Well you can either just use Solid-Node-Client because it already handles the auth, or look at it’s code to see how it does that by wrapping the actual auth libraries.

I’m glad to answer questions if you dig into that code and need suggestions.

I have been thinking that I should switch to solid-node-client based on your previous recommendation. I’ll do that tomorrow and begin anew. I’m sure I even still have the page in a browser tab. :slight_smile:

The npm version should work for what you need the branch I mentioned above only adds ability to use ESS/CSS servers.

I wound back a bit. Using different packages looks like other projects. My working assumption is that if I can get the proxy to work using solid-auth-client, then it should work for anything and I really want to get a release of the proxy out the door. So, I’m still using solid-auth-client for now. I have been looking through headers and as mentioned above, done some experiments trying to pass-through on connection first, but haven’t cracked it.

Below is a very simple pass-through. The web page uses solid-auth-client. The simple proxy works for public resources. My web page – when not going through the proxy — can get private resources. What do I need to pass through in order to get private resources through the proxy?

const target = {
  protocol: 'https:', 
  hostname: 'rogerfgay.solid.hll.nu', 
  port: 7443, 
  method: 'get'
}
//   path: "/public/hello.txt",

let server = https.createServer(options, proxyApp).listen(8440);

function proxyApp (request,response) {
  console.log("URL: " + request.url);
   if (request.url == '/index.htm' || request.url == '/solid.js') {  // solid.js makes solid-auth-client calls
     serveFile(request.url,response);
   } else {
     runProxy(request,response);
   }
}
function runProxy (request,response) {
    let req = https.request(target, function (res) {
      res.pipe(response, { end: true });
    })
    .on('error', e => {
      console.log("req on error " + e.stack);
    });
    target.path = request.url;
    request.url = target.protocol + '//' + target.hostname + ':' + target.port + request.url;
    request.pipe(req, { end: true });
}`

early release version of proxy announced:

I continue to work on this and thought I’d update because it may clarify what I need. I started this knowing almost nothing about OIDC etc. so it is a learning trip.
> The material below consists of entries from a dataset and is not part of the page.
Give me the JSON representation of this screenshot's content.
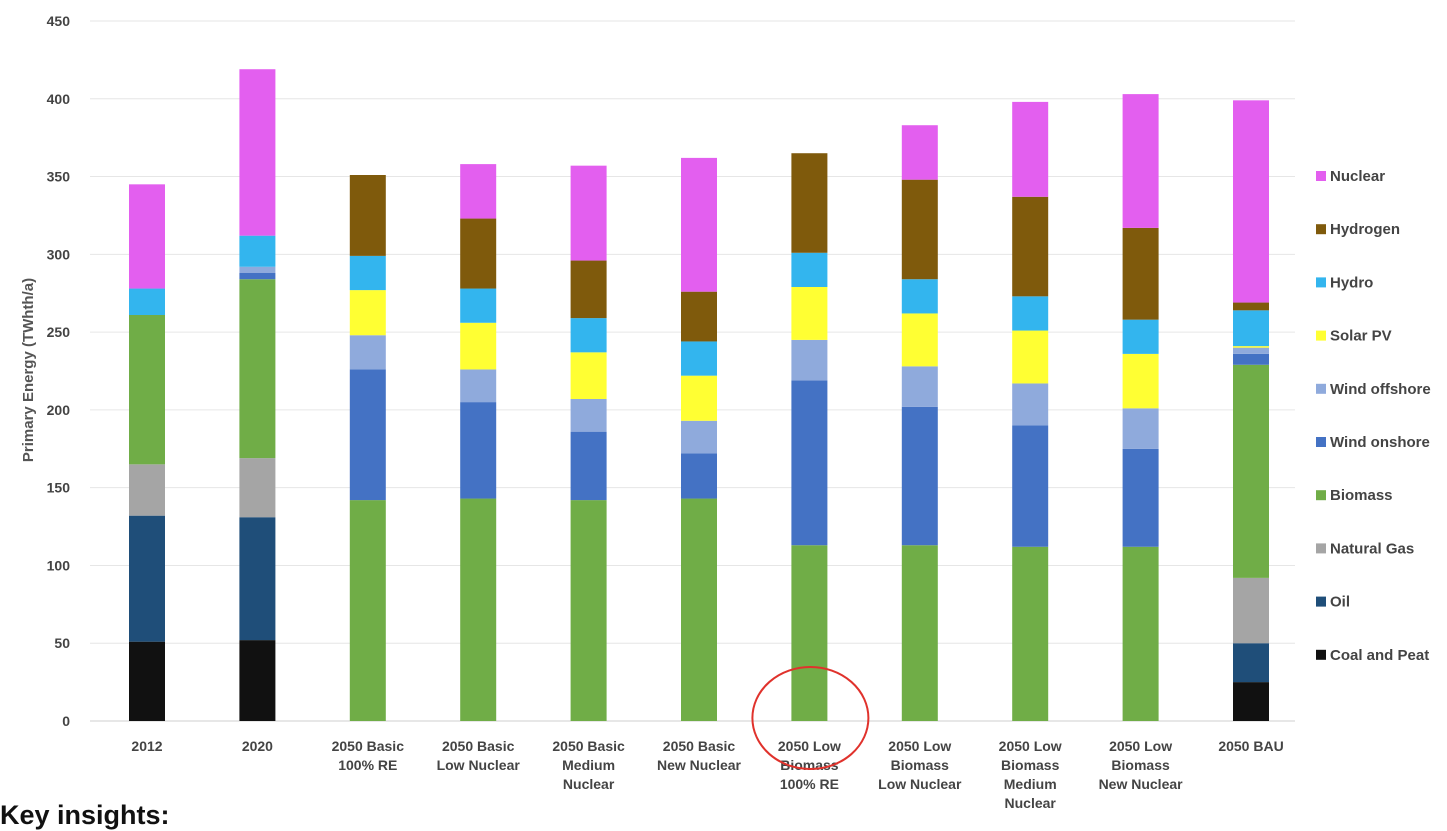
{
  "chart_data": {
    "type": "bar",
    "stacked": true,
    "ylabel": "Primary Energy (TWhth/a)",
    "ylim": [
      0,
      450
    ],
    "yticks": [
      0,
      50,
      100,
      150,
      200,
      250,
      300,
      350,
      400,
      450
    ],
    "grid": true,
    "legend_position": "right",
    "categories": [
      [
        "2012"
      ],
      [
        "2020"
      ],
      [
        "2050 Basic",
        "100% RE"
      ],
      [
        "2050 Basic",
        "Low Nuclear"
      ],
      [
        "2050 Basic",
        "Medium",
        "Nuclear"
      ],
      [
        "2050 Basic",
        "New Nuclear"
      ],
      [
        "2050 Low",
        "Biomass",
        "100% RE"
      ],
      [
        "2050 Low",
        "Biomass",
        "Low Nuclear"
      ],
      [
        "2050 Low",
        "Biomass",
        "Medium",
        "Nuclear"
      ],
      [
        "2050 Low",
        "Biomass",
        "New Nuclear"
      ],
      [
        "2050 BAU"
      ]
    ],
    "series": [
      {
        "name": "Coal and Peat",
        "color": "#111111",
        "values": [
          51,
          52,
          0,
          0,
          0,
          0,
          0,
          0,
          0,
          0,
          25
        ]
      },
      {
        "name": "Oil",
        "color": "#1f4e79",
        "values": [
          81,
          79,
          0,
          0,
          0,
          0,
          0,
          0,
          0,
          0,
          25
        ]
      },
      {
        "name": "Natural Gas",
        "color": "#a5a5a5",
        "values": [
          33,
          38,
          0,
          0,
          0,
          0,
          0,
          0,
          0,
          0,
          42
        ]
      },
      {
        "name": "Biomass",
        "color": "#70ad47",
        "values": [
          96,
          115,
          142,
          143,
          142,
          143,
          113,
          113,
          112,
          112,
          137
        ]
      },
      {
        "name": "Wind onshore",
        "color": "#4472c4",
        "values": [
          0,
          4,
          84,
          62,
          44,
          29,
          106,
          89,
          78,
          63,
          7
        ]
      },
      {
        "name": "Wind offshore",
        "color": "#8faadc",
        "values": [
          0,
          4,
          22,
          21,
          21,
          21,
          26,
          26,
          27,
          26,
          4
        ]
      },
      {
        "name": "Solar PV",
        "color": "#ffff33",
        "values": [
          0,
          0,
          29,
          30,
          30,
          29,
          34,
          34,
          34,
          35,
          1
        ]
      },
      {
        "name": "Hydro",
        "color": "#33b5ee",
        "values": [
          17,
          20,
          22,
          22,
          22,
          22,
          22,
          22,
          22,
          22,
          23
        ]
      },
      {
        "name": "Hydrogen",
        "color": "#7f5a0c",
        "values": [
          0,
          0,
          52,
          45,
          37,
          32,
          64,
          64,
          64,
          59,
          5
        ]
      },
      {
        "name": "Nuclear",
        "color": "#e35fef",
        "values": [
          67,
          107,
          0,
          35,
          61,
          86,
          0,
          35,
          61,
          86,
          130
        ]
      }
    ],
    "highlight_category_index": 6
  },
  "footer": {
    "heading": "Key insights:"
  }
}
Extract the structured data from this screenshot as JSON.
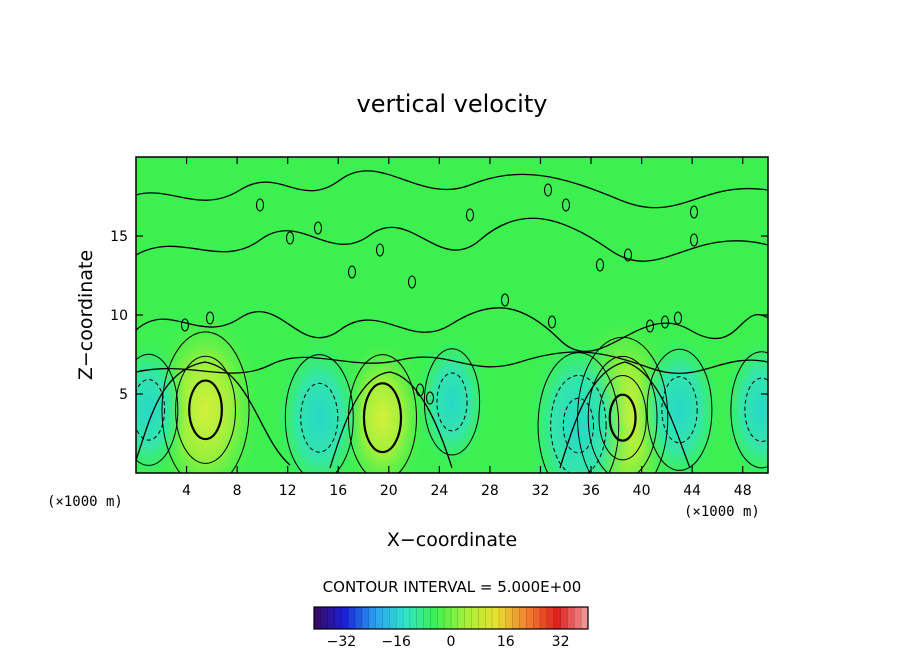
{
  "chart_data": {
    "type": "heatmap",
    "title": "vertical velocity",
    "xlabel": "X−coordinate",
    "ylabel": "Z−coordinate",
    "x_unit": "(×1000 m)",
    "xlim": [
      0,
      50
    ],
    "ylim": [
      0,
      20
    ],
    "xticks": [
      4,
      8,
      12,
      16,
      20,
      24,
      28,
      32,
      36,
      40,
      44,
      48
    ],
    "yticks": [
      5,
      10,
      15
    ],
    "contour_interval_text": "CONTOUR INTERVAL = 5.000E+00",
    "colorbar": {
      "range": [
        -40,
        40
      ],
      "ticks": [
        -32,
        -16,
        0,
        16,
        32
      ],
      "tick_labels": [
        "−32",
        "−16",
        "0",
        "16",
        "32"
      ],
      "colors": [
        "#3a0a5c",
        "#1a1fd8",
        "#2aa0f0",
        "#30e6c8",
        "#3cf050",
        "#a8f038",
        "#e8e030",
        "#f08030",
        "#e02020",
        "#f0a0a0"
      ]
    },
    "features": [
      {
        "kind": "updraft",
        "x": 5.5,
        "z": 4.0,
        "peak": 14
      },
      {
        "kind": "updraft",
        "x": 19.5,
        "z": 3.5,
        "peak": 8
      },
      {
        "kind": "updraft",
        "x": 38.5,
        "z": 3.5,
        "peak": 15
      },
      {
        "kind": "downdraft",
        "x": 14.5,
        "z": 3.5,
        "peak": -8
      },
      {
        "kind": "downdraft",
        "x": 35.0,
        "z": 3.0,
        "peak": -12
      },
      {
        "kind": "downdraft",
        "x": 43.0,
        "z": 4.0,
        "peak": -7
      },
      {
        "kind": "downdraft",
        "x": 49.5,
        "z": 4.0,
        "peak": -6
      },
      {
        "kind": "downdraft",
        "x": 1.0,
        "z": 4.0,
        "peak": -5
      },
      {
        "kind": "downdraft",
        "x": 25.0,
        "z": 4.5,
        "peak": -4
      }
    ],
    "background_value": 0
  }
}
The proxy itself is intended to be a simple pass-through that does not authenticate anything. The idea is that the process takes place between the original client (I’ve been working with solid-auth-client in the browser) and the Solid Server. This should also explain my belief (perhaps naive?) that this shouldn’t be impossible even though I’m not an expert in authentication etc.

I’ve been reading up on OIDC, JWT, and other things while inspecting request and response objects for any clue as to what needs to be passed through. I can see that the JWT information is in the Session object that is returned at login. Not seeing any of that information show up anywhere else.

I also understand that OIDC does not have one standard fixed way of sending the information - it can for example be passed as a cookie, or in the request header, or in the body.